– Что у тебя в прокуратуре? – Замполит устраивал Ремизова на все сто процентов, но разговоры, которые волнами перекатывались по полку, беспокоили. Если Черкасова признают виновным, то что? Посадят?
– Хреново. Крайним делают, я же молодой, а командир дивизиона – авторитетный офицер, член партии с большим стажем.
– Какое это имеет значение?
– Оказывается, имеет. Плетью обуха не перешибешь.
– Он же открыл огонь без разрешения, его снаряды убили людей.
– А я подставился.
– Знал я одного парня, который открывал без разрешения огонь. Так он очень плохо закончил. Татарина я имею в виду.
– Мы в круге, и все идет по кругу, все повторяется.
– Черкес, что ни говори, но ты заплатил по своему счету. По сравнению с другими, ты даже вперед заплатил.
– Коля, – вдруг приподнялся на локтях Васильев, – мы письмо в прокуратуру, в суд напишем, пусть приобщают к делу. Только мы знаем, какой ты человек и офицер.
– Спасибо, мужики. – Он отвернулся, пряча повлажневшие глаза, и в очередной раз завел свою шарманку: «Таганка, все ночи полные огня…»
На следующий день, после завтрака, когда рота готовилась к тактическим занятиям, в блиндаж влетел старшина Сафиуллин, за руку он тащил вяло упирающегося Дуйсембаева, который превосходил его по весу, наверное, вдвое.
– Командир! Ты посмотри, что поганец творит. Эта парочка, вот он и его дружок Оспанов, нам дедовщину из Молдавии привезли. Еще пороху не нюхали, а все туда же.
– Старшина, давай по порядку.
– Я и так по порядку, – выдохнул возмущенный старшина, сама мысль о том, что его рота может стать жертвой дедовщины, приводила его в негодование. – Хлыстов в столовой убирался, а этот, видишь ли, в начальники заделался, берет его за ухо и носом об стол.
– Ничего он не убирался, грязь по столу развозил, – с высоты своего роста Дуйсембаев спокойно и даже снисходительно взирал на старшину, не понимая, отчего тот так нервничает. Ведь он, Дуйсембаев, помогает старшине поддерживать в роте порядок.
– Прекратить разговоры! – Сафиуллин вскипел. – Вот.

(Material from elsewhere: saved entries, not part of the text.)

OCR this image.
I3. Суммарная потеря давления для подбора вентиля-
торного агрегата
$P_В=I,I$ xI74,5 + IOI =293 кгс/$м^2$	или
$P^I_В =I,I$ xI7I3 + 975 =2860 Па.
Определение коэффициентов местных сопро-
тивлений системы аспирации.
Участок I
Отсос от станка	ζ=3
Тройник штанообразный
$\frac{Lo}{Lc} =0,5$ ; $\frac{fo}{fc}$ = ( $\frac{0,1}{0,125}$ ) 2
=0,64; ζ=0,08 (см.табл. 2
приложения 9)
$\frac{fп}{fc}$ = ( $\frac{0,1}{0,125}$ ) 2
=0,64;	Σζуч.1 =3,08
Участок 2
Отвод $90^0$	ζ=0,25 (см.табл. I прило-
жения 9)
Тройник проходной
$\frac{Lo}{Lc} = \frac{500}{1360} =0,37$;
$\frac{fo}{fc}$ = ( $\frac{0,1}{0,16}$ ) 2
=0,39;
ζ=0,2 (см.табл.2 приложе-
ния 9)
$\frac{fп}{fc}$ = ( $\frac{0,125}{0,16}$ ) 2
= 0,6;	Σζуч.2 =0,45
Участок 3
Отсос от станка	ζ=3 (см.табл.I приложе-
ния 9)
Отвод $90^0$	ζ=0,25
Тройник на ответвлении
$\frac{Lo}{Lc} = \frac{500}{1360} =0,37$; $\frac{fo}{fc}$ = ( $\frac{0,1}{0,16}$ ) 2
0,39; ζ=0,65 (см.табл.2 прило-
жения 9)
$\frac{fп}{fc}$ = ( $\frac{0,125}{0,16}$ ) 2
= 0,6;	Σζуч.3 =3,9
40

Он и не отрицает.
– Я в воспитательных целях.
– Тебе слово не давали, – стукнул по столу старшина, отчего солдат самодовольно заулыбался. Еще бы ему не улыбаться, по физической силе он не находил здесь ни одного человека, равного себе. И этот денщик, которого на прошлой неделе он слегка поучил уму-разуму, вон как испуганно озирается по сторонам, думал, что здесь спрячется.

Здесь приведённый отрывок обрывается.